Doing the right things and living by values which are respectable and honest
set you apart from others. Values however are an individual attribute which is
influenced by culture-it's best to remember the culture that is provided in
scouting and whether it's best for all involved.
SSgt John R. Knotts
United States Air Force
From: SES207 [SMTP:SES207@aol.com]
Sent: Wednesday, May 13, 1998 8:55 PM
To: Multiple recipients of list
Subject: Re: SPONSOR
You make and articulate one of the better points of this discussion. I am
personally torn by my belief that homosexuality is immoral; therefore, I do
not believe it fits with the Scout Oath. At the same time, I am overweight
(confession time?) and am not a great example of "physically strong." As un-
proud as I am of my size, however, I do not believe these to be equal in their
influence on youth. I have 43 years in Scouting and have NOT found my Scouts
eager to grow up to <look> like me! (I hope I have had some good influences in
other areas, however.)
Scouts (Sea Scouts included) are subjected to those who have different values
wherever they go. Yes, in and outside school, they are exposed to all kinds of
"alternative" life styles (a term I personally do not care for) .But I do not
believe this should mean that BSA should not have standards for membership. It
is my personal belief that these "standards" have been <very> instrumental in
Scouting having enjoying the reputation it has in this country since 1910.
So we're in a dilemma, I believe, and I don't know how to resolve it. I'm not
sure an open-door policy is best. Maybe I'll be convinced by someone wiser and
more open-minded, although I personally try to see things like this from
anyone and everyone's perspective.
Thanks for your thought-provoking input. I hope we can continue dialogue on
this issue which does not appear to me, at least, to have an all-round
acceptable solution. As long as we respect each other's right to an opinion,
this discussion need not get ugly!
R. Carroll Sasser
Chairman, Ship 207 Committee
In a message dated 98-05-13 10:50:54 EDT, email@example.com (Jack Durish)

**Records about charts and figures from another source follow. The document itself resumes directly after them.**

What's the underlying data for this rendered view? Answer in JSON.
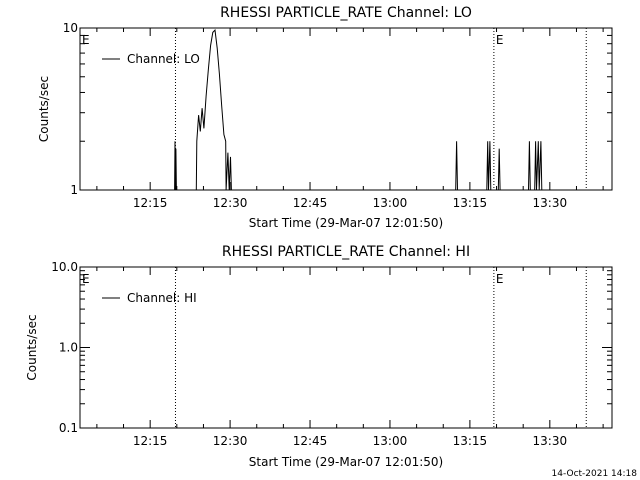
{
  "chart_data": [
    {
      "type": "line",
      "title": "RHESSI PARTICLE_RATE Channel: LO",
      "xlabel": "Start Time (29-Mar-07 12:01:50)",
      "ylabel": "Counts/sec",
      "yscale": "log",
      "ylim": [
        1,
        10
      ],
      "xlim": [
        "12:01:50",
        "13:41:40"
      ],
      "xticks": [
        "12:15",
        "12:30",
        "12:45",
        "13:00",
        "13:15",
        "13:30"
      ],
      "yticks": [
        "1",
        "10"
      ],
      "legend_position": "top-left",
      "grid": false,
      "markers": [
        {
          "label": "E",
          "time": "12:01:50",
          "line": false
        },
        {
          "label": "",
          "time": "12:19:45",
          "line": true
        },
        {
          "label": "E",
          "time": "13:19:30",
          "line": true
        },
        {
          "label": "",
          "time": "13:36:50",
          "line": true
        }
      ],
      "series": [
        {
          "name": "Channel: LO",
          "points": [
            [
              "12:19:35",
              1
            ],
            [
              "12:19:40",
              2
            ],
            [
              "12:19:45",
              1
            ],
            [
              "12:19:50",
              1.8
            ],
            [
              "12:19:55",
              1
            ],
            [
              "12:23:40",
              1
            ],
            [
              "12:23:45",
              2.0
            ],
            [
              "12:24:05",
              2.9
            ],
            [
              "12:24:25",
              2.3
            ],
            [
              "12:24:45",
              3.2
            ],
            [
              "12:25:05",
              2.4
            ],
            [
              "12:25:30",
              3.8
            ],
            [
              "12:25:55",
              5.5
            ],
            [
              "12:26:20",
              7.8
            ],
            [
              "12:26:45",
              9.4
            ],
            [
              "12:27:10",
              9.7
            ],
            [
              "12:27:35",
              7.5
            ],
            [
              "12:28:00",
              5.2
            ],
            [
              "12:28:25",
              3.3
            ],
            [
              "12:28:50",
              2.2
            ],
            [
              "12:29:10",
              2.0
            ],
            [
              "12:29:15",
              1
            ],
            [
              "12:29:35",
              1.7
            ],
            [
              "12:29:50",
              1
            ],
            [
              "12:30:05",
              1.6
            ],
            [
              "12:30:15",
              1
            ],
            [
              "13:12:20",
              1
            ],
            [
              "13:12:30",
              2.0
            ],
            [
              "13:12:40",
              1
            ],
            [
              "13:18:10",
              1
            ],
            [
              "13:18:20",
              2.0
            ],
            [
              "13:18:30",
              1
            ],
            [
              "13:18:45",
              2.0
            ],
            [
              "13:18:55",
              1
            ],
            [
              "13:20:20",
              1
            ],
            [
              "13:20:30",
              1.8
            ],
            [
              "13:20:40",
              1
            ],
            [
              "13:26:00",
              1
            ],
            [
              "13:26:10",
              2.0
            ],
            [
              "13:26:20",
              1
            ],
            [
              "13:27:10",
              1
            ],
            [
              "13:27:20",
              2.0
            ],
            [
              "13:27:30",
              1
            ],
            [
              "13:27:50",
              2.0
            ],
            [
              "13:28:00",
              1
            ],
            [
              "13:28:20",
              2.0
            ],
            [
              "13:28:30",
              1
            ]
          ]
        }
      ]
    },
    {
      "type": "line",
      "title": "RHESSI PARTICLE_RATE Channel: HI",
      "xlabel": "Start Time (29-Mar-07 12:01:50)",
      "ylabel": "Counts/sec",
      "yscale": "log",
      "ylim": [
        0.1,
        10
      ],
      "xlim": [
        "12:01:50",
        "13:41:40"
      ],
      "xticks": [
        "12:15",
        "12:30",
        "12:45",
        "13:00",
        "13:15",
        "13:30"
      ],
      "yticks": [
        "0.1",
        "1.0",
        "10.0"
      ],
      "legend_position": "top-left",
      "grid": false,
      "markers": [
        {
          "label": "E",
          "time": "12:01:50",
          "line": false
        },
        {
          "label": "",
          "time": "12:19:45",
          "line": true
        },
        {
          "label": "E",
          "time": "13:19:30",
          "line": true
        },
        {
          "label": "",
          "time": "13:36:50",
          "line": true
        }
      ],
      "series": [
        {
          "name": "Channel: HI",
          "points": []
        }
      ]
    }
  ],
  "footer": {
    "timestamp": "14-Oct-2021 14:18"
  }
}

> I agree that the sponsor should have the right of deciding issues of
> membership. Indeed, within the chartering agreement they accept
> responsibility for checking the credentials of adult leaders to make
> certain that they are morally fit. However, Scouting Central has taken
> it upon itself to step in an override the decision of the Chartering
> organization when they find an adult leader who does not meet "their
> moral standards." Therein lies the rub.

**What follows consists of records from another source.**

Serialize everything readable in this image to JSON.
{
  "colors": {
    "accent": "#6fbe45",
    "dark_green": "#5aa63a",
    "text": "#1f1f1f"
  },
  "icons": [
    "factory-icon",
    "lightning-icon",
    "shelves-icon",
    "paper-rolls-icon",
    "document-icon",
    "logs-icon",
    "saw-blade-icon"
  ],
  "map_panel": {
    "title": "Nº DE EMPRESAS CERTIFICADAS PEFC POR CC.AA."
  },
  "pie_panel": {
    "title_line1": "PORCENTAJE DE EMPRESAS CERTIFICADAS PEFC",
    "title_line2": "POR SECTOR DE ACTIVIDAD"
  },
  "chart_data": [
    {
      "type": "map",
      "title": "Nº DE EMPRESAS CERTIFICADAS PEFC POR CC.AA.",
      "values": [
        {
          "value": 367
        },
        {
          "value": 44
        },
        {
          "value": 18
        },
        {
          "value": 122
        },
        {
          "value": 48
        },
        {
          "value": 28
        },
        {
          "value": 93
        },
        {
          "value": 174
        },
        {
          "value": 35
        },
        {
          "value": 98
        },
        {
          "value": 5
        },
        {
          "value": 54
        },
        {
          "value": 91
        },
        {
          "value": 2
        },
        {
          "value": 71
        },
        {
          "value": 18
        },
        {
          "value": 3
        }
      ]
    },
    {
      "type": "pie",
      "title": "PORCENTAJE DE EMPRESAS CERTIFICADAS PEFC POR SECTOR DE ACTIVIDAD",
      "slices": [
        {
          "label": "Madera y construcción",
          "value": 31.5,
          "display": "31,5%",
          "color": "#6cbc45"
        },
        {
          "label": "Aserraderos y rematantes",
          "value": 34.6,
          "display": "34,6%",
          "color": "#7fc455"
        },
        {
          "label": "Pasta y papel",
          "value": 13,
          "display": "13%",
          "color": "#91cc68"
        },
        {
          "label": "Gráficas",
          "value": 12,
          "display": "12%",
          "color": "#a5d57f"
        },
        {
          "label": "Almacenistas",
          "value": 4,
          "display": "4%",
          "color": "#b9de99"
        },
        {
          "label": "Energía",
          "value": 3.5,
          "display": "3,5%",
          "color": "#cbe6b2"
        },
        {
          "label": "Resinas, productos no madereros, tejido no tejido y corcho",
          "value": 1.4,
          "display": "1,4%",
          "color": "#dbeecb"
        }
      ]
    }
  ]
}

> We need to make certain that the children in our care are safe. They
> should not be exposed to anyone's sexual philosophy - hetero- or homo-.
> They should not be subjected to anyone else's religious philosophy.
> These are family values... to be taught in the family.
> I am simply asking for that right. To protect the children.
> Discriminating against gays and people with religious views other than
> my own (or your own) does not serve that purpose.
> I am pushing this issue because we, as Sea Scouters, are the first to
> feel the consequences of the BSA's discriminatory practices. Pack and
> Troop leaders can dodge the issue by stowing a few tents in their attic
> and meeting in church halls and other private facilities. We have far
> greater expenses and require greater community support.
> Yes, I would love to return to those wonderful, anarchic days of yore
> and spurn all governmental support. Within the shores of my native
> Chesapeake Bay I could find a quiet cove with a cheap marina to shelter
> our vessel. But, have you looked at an atlas of the California coast
> lately? There are only two natural harbors; San Diego and San Francisco.
> Dana Point Harbor, Oceanside Harbor, and so many more - even the world
> famous harbors of Long Beach and Los Angeles were created by laying
> breakwaters across bights in the coast line. This was accomplished using
> public funds and the public determines who enjoys these facilities. And,
> the public has determined that the Boy Scouts will not enjoy any special
> advantage so long as they engage in discriminatory practices.
> This issue is being laid in our laps first, and we Sea Scouters need to
> take the lead or we will follow the Boy Scouts to oblivion.